Why food prepared in polyethylene is a health hazard

While many people might find it convenient to prepare food covered with polyethylene bags, public health experts say it could have some negative health consequences. Photo by Abubaker Lubowa.

With the growing change in trends, and people diverting from traditional ways of preparing food covered using banana leaves, to adopting other forms such as the use of polyethylene bags, many people could be risking their health and lives.

Twaha Rwegyema, from Diet Clinic says that when the polyethylene is heated, all the bi-products or chemicals of the bag go into the food. “These chemicals do not have an immediate or onset effect, but a person who eats such food may develop a running stomach,” says Rwegyema.

And when there is an increased exposure and intake of food prepared using polyethylene bag as cover, the resultant effect is that the body will not be able to digest the polyethylene bag bi-products, and the person will be exposed to enormous consequences such as the development of many cancers in the body.

Toxic effect
“When the body receives an external or foreign element, the body mechanism retaliates by sending it’s cells to fight the foreign, in-taken harmful components. And when the body cells are over powered, abdominal, kidney and other cancers are likely to occur,” explains Twaha.

If it is children, they may experience intensive diarrohea because their body systems are weaker compared to those of the adults.

Polyethylene bag has the same effect on human beings, just as it has on the environment.

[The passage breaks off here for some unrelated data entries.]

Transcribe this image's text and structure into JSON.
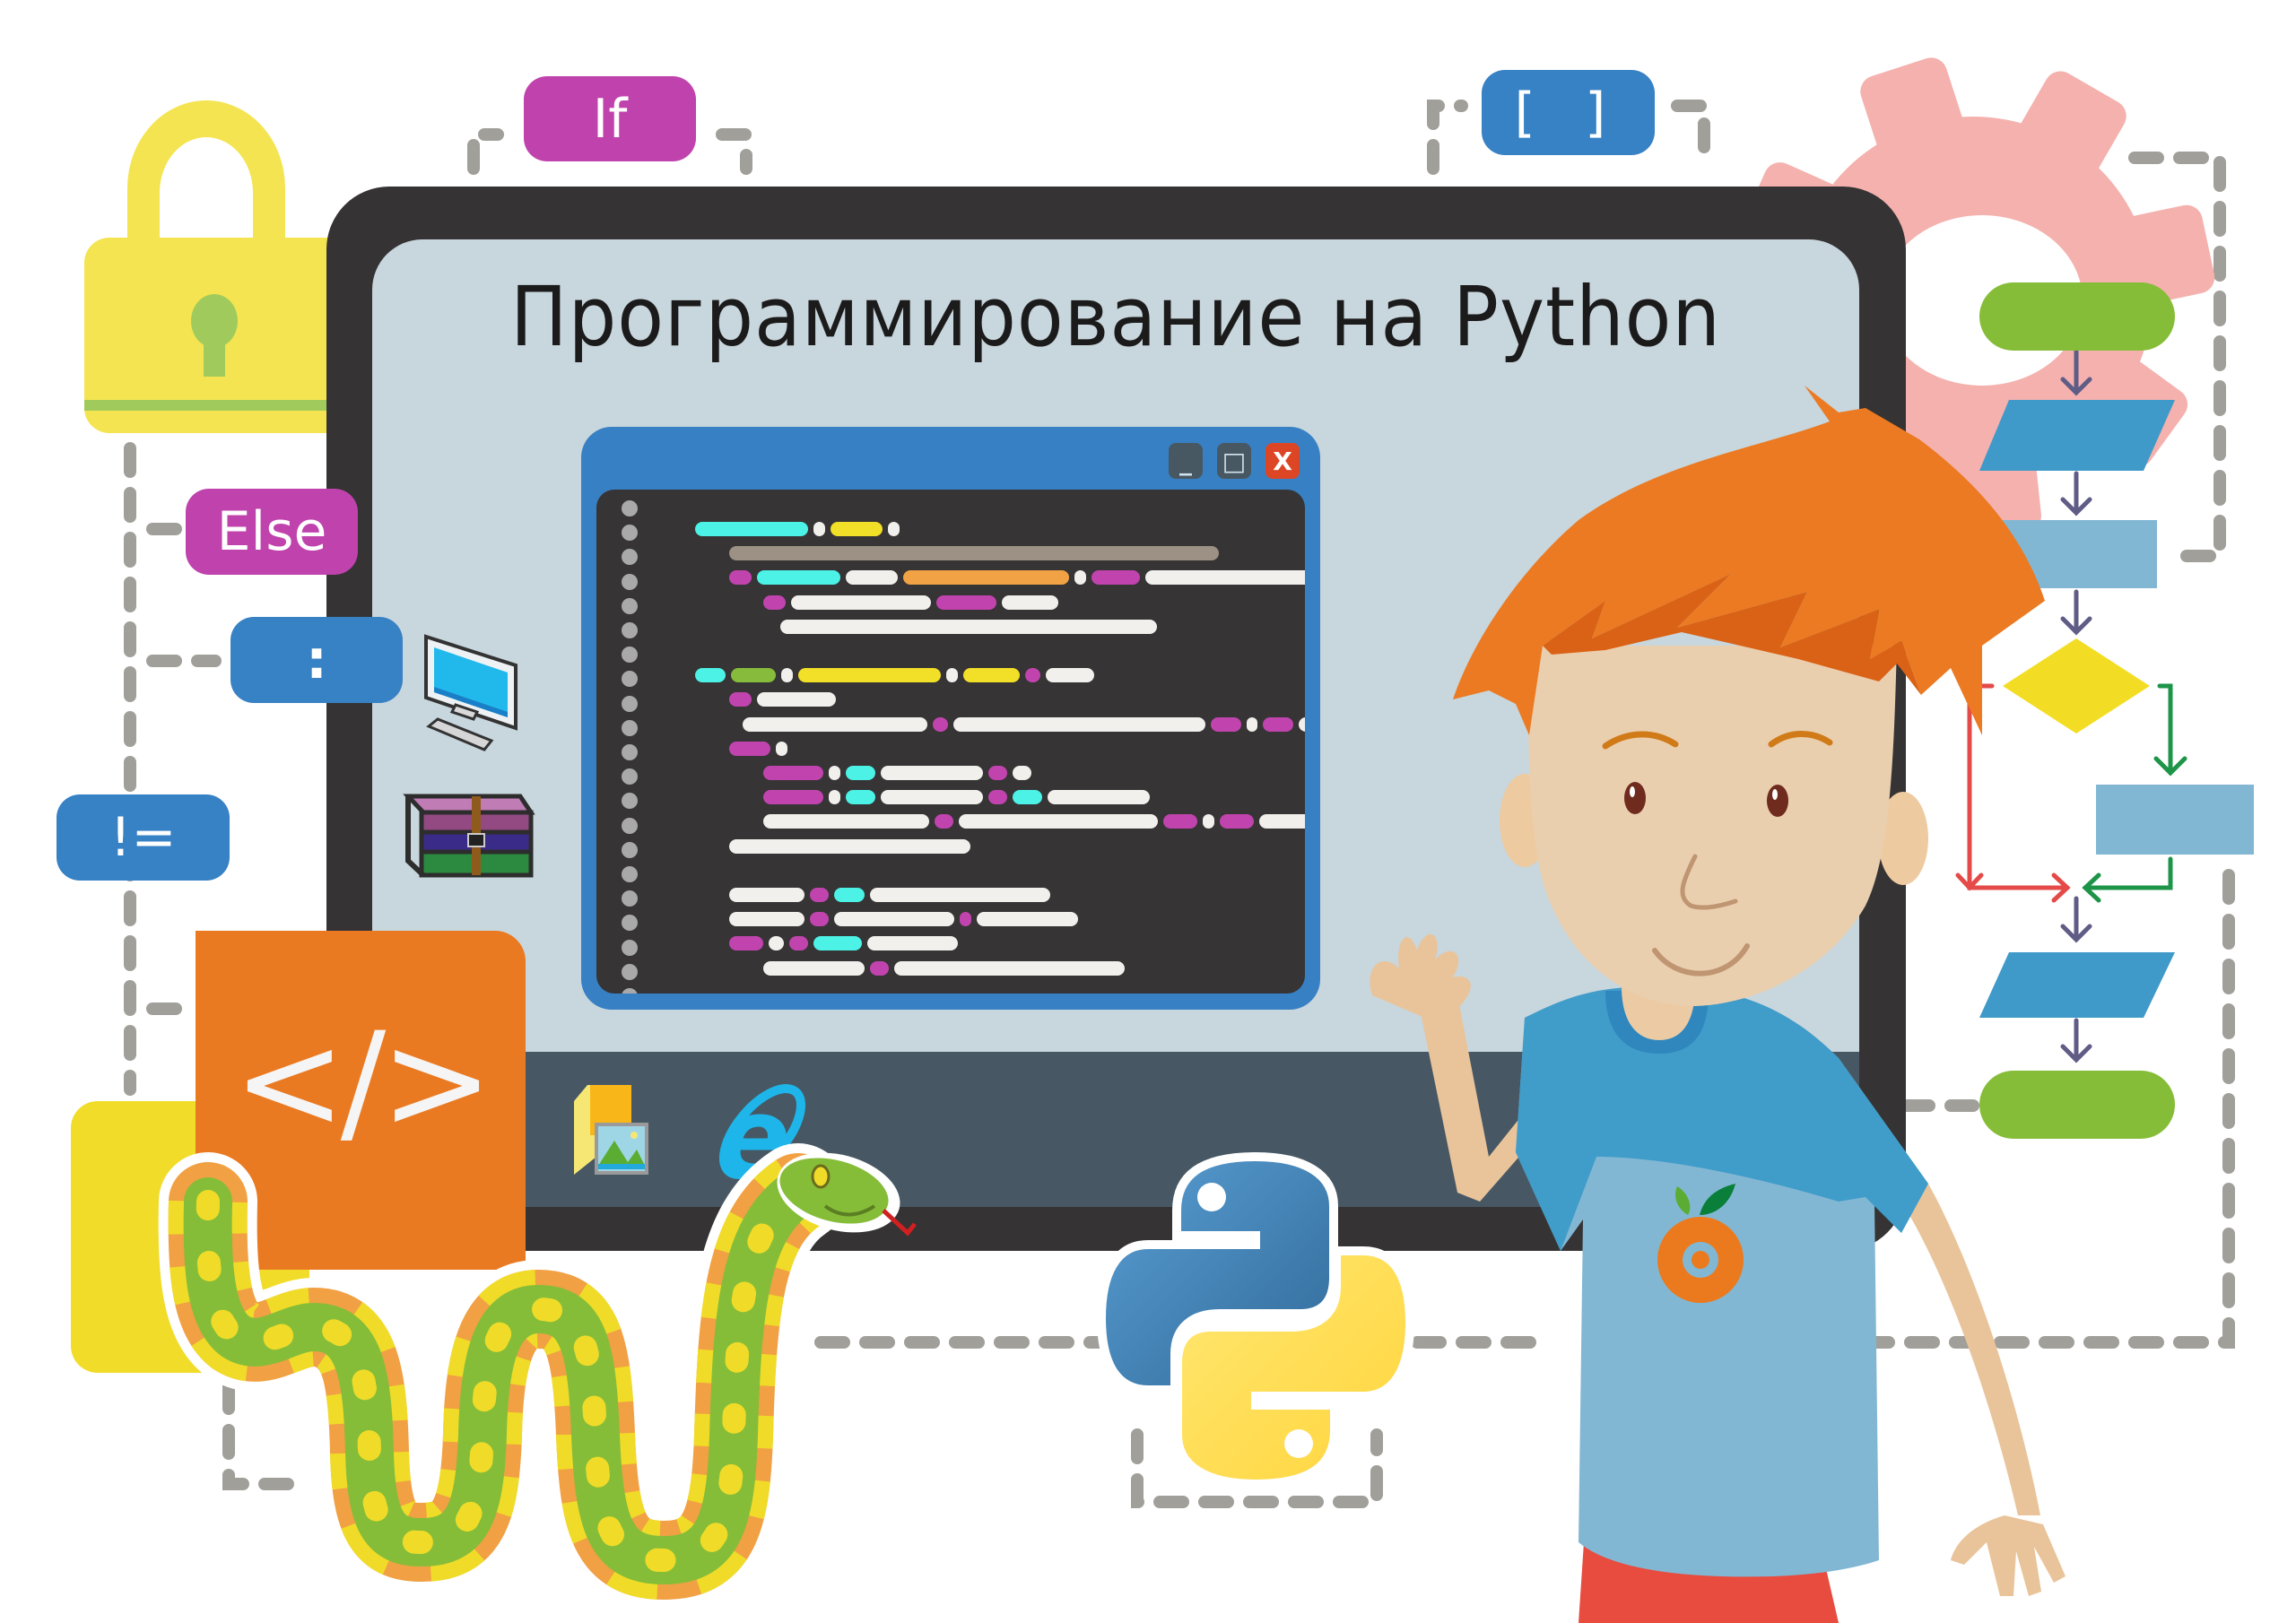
{
  "title": "Программирование на Python",
  "tags": {
    "if": "If",
    "else": "Else",
    "colon": ":",
    "brackets": "[ ]",
    "not_equal": "!="
  },
  "code_window": {
    "minimize_label": "_",
    "maximize_label": "□",
    "close_label": "X"
  },
  "code_icon_label": "</>",
  "shirt_logo": "@",
  "colors": {
    "purple_tag": "#c043ad",
    "blue_tag": "#3781c5",
    "monitor_bezel": "#353334",
    "screen": "#c8d6dd",
    "taskbar": "#475864",
    "code_bg": "#363435",
    "window_frame": "#3880c4",
    "hair": "#eb7a22",
    "flow_green": "#86bd38",
    "flow_blue": "#3f9ac9",
    "flow_lightblue": "#82b7d4",
    "flow_yellow": "#f3dd24",
    "gear_pink": "#f4b1ad",
    "dash_gray": "#a09f9a"
  },
  "icons": [
    "lock-icon",
    "gear-icon",
    "monitor-computer-icon",
    "winrar-archive-icon",
    "folder-image-icon",
    "internet-explorer-icon",
    "code-tag-icon",
    "python-logo-icon",
    "snake-icon",
    "flowchart-diagram"
  ],
  "code_lines": [
    [
      [
        0,
        "c",
        60
      ],
      [
        1,
        "w",
        6
      ],
      [
        2,
        "y",
        28
      ],
      [
        3,
        "w",
        6
      ]
    ],
    [
      [
        0,
        "g",
        260,
        1
      ]
    ],
    [
      [
        0,
        "m",
        12,
        1
      ],
      [
        1,
        "c",
        44
      ],
      [
        2,
        "w",
        28
      ],
      [
        3,
        "o",
        88
      ],
      [
        4,
        "w",
        6
      ],
      [
        5,
        "m",
        26
      ],
      [
        6,
        "w",
        108
      ],
      [
        7,
        "m",
        18
      ],
      [
        8,
        "y",
        14
      ],
      [
        9,
        "w",
        6
      ]
    ],
    [
      [
        0,
        "m",
        12,
        2
      ],
      [
        1,
        "w",
        74
      ],
      [
        2,
        "m",
        32
      ],
      [
        3,
        "w",
        30
      ]
    ],
    [
      [
        0,
        "w",
        200,
        2.5
      ]
    ],
    [],
    [
      [
        0,
        "c",
        16
      ],
      [
        1,
        "gr",
        24
      ],
      [
        2,
        "w",
        6
      ],
      [
        3,
        "y",
        76
      ],
      [
        4,
        "w",
        6
      ],
      [
        5,
        "y",
        30
      ],
      [
        6,
        "m",
        8
      ],
      [
        7,
        "w",
        26
      ]
    ],
    [
      [
        0,
        "m",
        12,
        1
      ],
      [
        1,
        "w",
        42
      ]
    ],
    [
      [
        0,
        "w",
        98,
        1.4
      ],
      [
        1,
        "m",
        8
      ],
      [
        2,
        "w",
        134
      ],
      [
        3,
        "m",
        16
      ],
      [
        4,
        "w",
        6
      ],
      [
        5,
        "m",
        16
      ],
      [
        6,
        "w",
        56
      ]
    ],
    [
      [
        0,
        "m",
        22,
        1
      ],
      [
        1,
        "w",
        6
      ]
    ],
    [
      [
        0,
        "m",
        32,
        2
      ],
      [
        1,
        "w",
        6
      ],
      [
        2,
        "c",
        16
      ],
      [
        3,
        "w",
        54
      ],
      [
        4,
        "m",
        10
      ],
      [
        5,
        "w",
        10
      ]
    ],
    [
      [
        0,
        "m",
        32,
        2
      ],
      [
        1,
        "w",
        6
      ],
      [
        2,
        "c",
        16
      ],
      [
        3,
        "w",
        54
      ],
      [
        4,
        "m",
        10
      ],
      [
        5,
        "c",
        16
      ],
      [
        6,
        "w",
        54
      ]
    ],
    [
      [
        0,
        "w",
        88,
        2
      ],
      [
        1,
        "m",
        10
      ],
      [
        2,
        "w",
        106
      ],
      [
        3,
        "m",
        18
      ],
      [
        4,
        "w",
        6
      ],
      [
        5,
        "m",
        18
      ],
      [
        6,
        "w",
        54
      ]
    ],
    [
      [
        0,
        "w",
        128,
        1
      ]
    ],
    [],
    [
      [
        0,
        "w",
        40,
        1
      ],
      [
        1,
        "m",
        10
      ],
      [
        2,
        "c",
        16
      ],
      [
        3,
        "w",
        96
      ]
    ],
    [
      [
        0,
        "w",
        40,
        1
      ],
      [
        1,
        "m",
        10
      ],
      [
        2,
        "w",
        64
      ],
      [
        3,
        "m",
        6
      ],
      [
        4,
        "w",
        54
      ]
    ],
    [
      [
        0,
        "m",
        18,
        1
      ],
      [
        1,
        "w",
        8
      ],
      [
        2,
        "m",
        10
      ],
      [
        3,
        "c",
        26
      ],
      [
        4,
        "w",
        48
      ]
    ],
    [
      [
        0,
        "w",
        54,
        2
      ],
      [
        1,
        "m",
        10
      ],
      [
        2,
        "w",
        122
      ]
    ],
    [],
    [
      [
        0,
        "w",
        24,
        1
      ],
      [
        1,
        "m",
        10
      ],
      [
        2,
        "w",
        50
      ],
      [
        3,
        "m",
        6
      ],
      [
        4,
        "w",
        44
      ]
    ],
    [
      [
        0,
        "w",
        32,
        1.1
      ],
      [
        1,
        "m",
        10
      ],
      [
        2,
        "w",
        46
      ],
      [
        3,
        "m",
        6
      ],
      [
        4,
        "w",
        40
      ]
    ],
    [
      [
        0,
        "w",
        16,
        1.1
      ],
      [
        1,
        "m",
        10
      ],
      [
        2,
        "w",
        312
      ]
    ],
    [
      [
        0,
        "m",
        34,
        1.1
      ],
      [
        1,
        "w",
        26
      ]
    ]
  ]
}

Rwegyema further says that since some chemicals used to manufacture polyethylene bags like chlorine have a bad scent when exposed to heat, breathing in such chemicals have negative consequences on human health, such as allergies.

Alternative option
He advises that the use of banana leaves is a better alternative.

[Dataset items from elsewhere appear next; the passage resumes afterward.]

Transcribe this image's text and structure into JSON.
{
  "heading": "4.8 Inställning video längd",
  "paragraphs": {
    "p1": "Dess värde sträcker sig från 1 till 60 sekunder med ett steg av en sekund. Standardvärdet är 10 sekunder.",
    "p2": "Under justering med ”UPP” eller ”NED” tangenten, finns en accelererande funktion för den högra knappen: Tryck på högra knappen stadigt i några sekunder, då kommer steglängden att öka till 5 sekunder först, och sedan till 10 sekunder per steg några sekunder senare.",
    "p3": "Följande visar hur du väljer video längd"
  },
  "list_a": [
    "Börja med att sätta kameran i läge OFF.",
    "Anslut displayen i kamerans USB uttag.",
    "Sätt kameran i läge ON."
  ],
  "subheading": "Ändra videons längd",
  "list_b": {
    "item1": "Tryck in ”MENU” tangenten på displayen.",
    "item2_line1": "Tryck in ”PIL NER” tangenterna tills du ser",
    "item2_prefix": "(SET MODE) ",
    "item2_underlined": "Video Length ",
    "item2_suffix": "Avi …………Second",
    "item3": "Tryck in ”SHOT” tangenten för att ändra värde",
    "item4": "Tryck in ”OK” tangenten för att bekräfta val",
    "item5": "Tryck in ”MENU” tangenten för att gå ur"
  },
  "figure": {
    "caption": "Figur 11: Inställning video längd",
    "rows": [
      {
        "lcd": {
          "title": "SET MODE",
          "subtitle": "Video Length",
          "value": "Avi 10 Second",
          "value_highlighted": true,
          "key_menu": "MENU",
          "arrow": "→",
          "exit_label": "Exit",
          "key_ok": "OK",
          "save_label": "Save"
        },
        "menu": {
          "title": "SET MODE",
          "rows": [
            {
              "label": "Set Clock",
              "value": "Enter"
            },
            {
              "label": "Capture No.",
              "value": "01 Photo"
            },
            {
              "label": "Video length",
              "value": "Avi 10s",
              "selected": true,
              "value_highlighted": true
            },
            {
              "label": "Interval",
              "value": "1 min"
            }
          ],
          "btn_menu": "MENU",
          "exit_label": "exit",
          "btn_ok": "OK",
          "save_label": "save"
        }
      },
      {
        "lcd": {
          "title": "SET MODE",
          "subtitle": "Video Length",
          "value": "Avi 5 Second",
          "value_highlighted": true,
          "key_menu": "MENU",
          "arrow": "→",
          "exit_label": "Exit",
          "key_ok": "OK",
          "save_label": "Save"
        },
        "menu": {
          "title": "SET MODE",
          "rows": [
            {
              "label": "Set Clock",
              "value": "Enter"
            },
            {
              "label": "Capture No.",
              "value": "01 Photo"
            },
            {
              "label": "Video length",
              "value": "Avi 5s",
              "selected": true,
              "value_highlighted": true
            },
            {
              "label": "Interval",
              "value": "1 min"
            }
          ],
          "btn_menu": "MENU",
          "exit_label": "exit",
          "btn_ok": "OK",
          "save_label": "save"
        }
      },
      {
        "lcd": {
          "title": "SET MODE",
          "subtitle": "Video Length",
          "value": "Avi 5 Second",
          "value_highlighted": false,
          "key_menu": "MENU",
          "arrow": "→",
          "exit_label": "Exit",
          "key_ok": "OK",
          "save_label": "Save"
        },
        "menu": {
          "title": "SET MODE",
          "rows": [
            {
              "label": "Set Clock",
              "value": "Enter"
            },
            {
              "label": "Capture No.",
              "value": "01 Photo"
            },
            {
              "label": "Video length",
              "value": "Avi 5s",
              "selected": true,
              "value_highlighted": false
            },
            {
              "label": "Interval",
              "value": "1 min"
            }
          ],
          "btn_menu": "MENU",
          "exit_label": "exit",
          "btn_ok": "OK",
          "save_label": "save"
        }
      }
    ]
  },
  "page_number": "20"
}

Dr Edward Kiyonga, a general medical practitioner, notes that polyvinyl chloride, one of the chemicals used in manufacturing polyethylene bags, has a high potential of transferring in foods if it is used in its preparation.

This is because free radicals leaching into food under heat bring about toxicity.

This, Dr Kiyonga says leads to the accumulation of harmful polyethylene bag elements such as lead, which is dangerous to the body.

Apart from the threat of cancer, Dr Kiyonga explains that food prepared in polyethylene bags diminishes nutrients from food, thereby rendering it of no nutritional value to the body.

Growth retardation
Fredrick Lule of the Department of Agricultural and Bio Systems Engineering at Makerere University says that the number of metals found in food prepared in polyethylene bags can potentially retard growth and damage organs such as nervous system.

In extreme cases, it can lead to death.

“But excessive exposure to some metals like mercury and lead may also lead to development of autoimmunity in which a person’s immune system attacks it’s own body cells, which leads to occurrence of joint diseases like rheumatoid arthritis and kidney diseases,” Lule says.

One study that examined posho, as one of the common foods prepared in polyethylene bags, Lule says that the migration of metals such as mercury and lead, to the food was found to be high.

“For any food prepared or stored in plastics, there is migration of metals, whether it is under low or high temperatures,” says Lule.

He says that metals like lead and mercury are particularly toxic to the sensitive, rapidly developing systems of the foetus, infants and young children if expectant mothers regularly eat food cooked in polyethylene bags.

“Some metals such as mercury easily cross into the placenta, and damage the foetal brain,” adds Lule. When children are exposed to such metals early in life, Lule says it can potentially affect their learning capabilities.